Layer 3: The Universal Deploy Workflow

The infrastructure repository hosts a reusable GitHub Actions workflow. Any pipeline repository deploys by calling it — not by writing its own CI/CD logic. The deploy.yml a developer adds to their repository passes the service name and inherits everything else:

jobs:
  deploy:
    uses: org/terraform-iac/.github/workflows/universal-deploy.yml@main
    with:
      service_name: "dp-[pipeline-name]"
    secrets:
      DEPLOY_ROLE_ARN: ${{ secrets.DEPLOY_ROLE_ARN }}
      SLACK_WEBHOOK_URL: ${{ secrets.SLACK_WEBHOOK_URL }}

The central workflow handles OIDC authentication, container registry login, Docker build and push, task definition update, ECS service rollout, and Slack notification. If the workflow needs improvement — a rollback step, updated action versions, better error handling — it's fixed once and all pipelines inherit the change on their next deploy.

Migration

With the platform built, the existing pipelines were migrated one by one. For each:

Secrets moved from hardcoded task definition JSON into SSM Parameter Store

A main.tf written calling standard_etl with the pipeline's specific inputs

terraform apply run to provision resources on the shared cluster

The old bespoke deploy.yml replaced with the universal workflow call

A push to the dev branch to confirm the new CI/CD path worked end-to-end

The first migration took the longest — that's where the module interface was refined based on real usage. By the end, each subsequent pipeline took under two hours to onboard, most of which was waiting for Terraform and the ECS service to stabilize.

Results

12 ETL pipelines running on the shared platform across dev and production.

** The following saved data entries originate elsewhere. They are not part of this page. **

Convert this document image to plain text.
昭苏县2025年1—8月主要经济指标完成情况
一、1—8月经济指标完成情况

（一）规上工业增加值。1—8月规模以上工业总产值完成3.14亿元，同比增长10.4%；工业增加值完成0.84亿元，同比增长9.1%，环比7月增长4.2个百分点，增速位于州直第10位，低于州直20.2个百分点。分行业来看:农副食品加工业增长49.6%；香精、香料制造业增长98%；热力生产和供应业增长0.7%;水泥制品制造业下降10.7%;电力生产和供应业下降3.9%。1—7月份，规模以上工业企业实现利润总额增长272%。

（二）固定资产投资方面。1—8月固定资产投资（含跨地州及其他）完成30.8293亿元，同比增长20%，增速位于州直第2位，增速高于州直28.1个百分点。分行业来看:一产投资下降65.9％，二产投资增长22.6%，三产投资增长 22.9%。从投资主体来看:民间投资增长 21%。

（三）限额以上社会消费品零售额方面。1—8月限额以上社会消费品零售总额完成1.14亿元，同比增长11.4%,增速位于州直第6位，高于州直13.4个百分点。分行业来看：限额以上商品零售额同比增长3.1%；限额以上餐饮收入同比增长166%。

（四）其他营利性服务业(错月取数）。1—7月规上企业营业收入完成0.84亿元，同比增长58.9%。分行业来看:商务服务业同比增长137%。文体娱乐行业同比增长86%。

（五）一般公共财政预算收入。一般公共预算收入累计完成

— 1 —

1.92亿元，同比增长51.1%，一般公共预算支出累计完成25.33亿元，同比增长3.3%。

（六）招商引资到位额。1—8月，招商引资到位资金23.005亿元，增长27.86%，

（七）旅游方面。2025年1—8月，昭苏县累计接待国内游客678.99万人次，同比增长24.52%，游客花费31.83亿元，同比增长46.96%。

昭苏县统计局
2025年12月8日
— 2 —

New pipeline onboarding reduced to under two hours — from days of ad-hoc work.

Zero credentials in code or Terraform state. All secrets are in SSM and injected at runtime.

One CI/CD workflow to maintain. Improvements apply to all pipelines simultaneously.

Consistent operational posture across all pipelines — same logging, IAM boundaries, secrets pattern, and Slack alerting.

Shared infrastructure efficiency. One cluster and one data lake serve the entire fleet, replacing per-pipeline resource sprawl.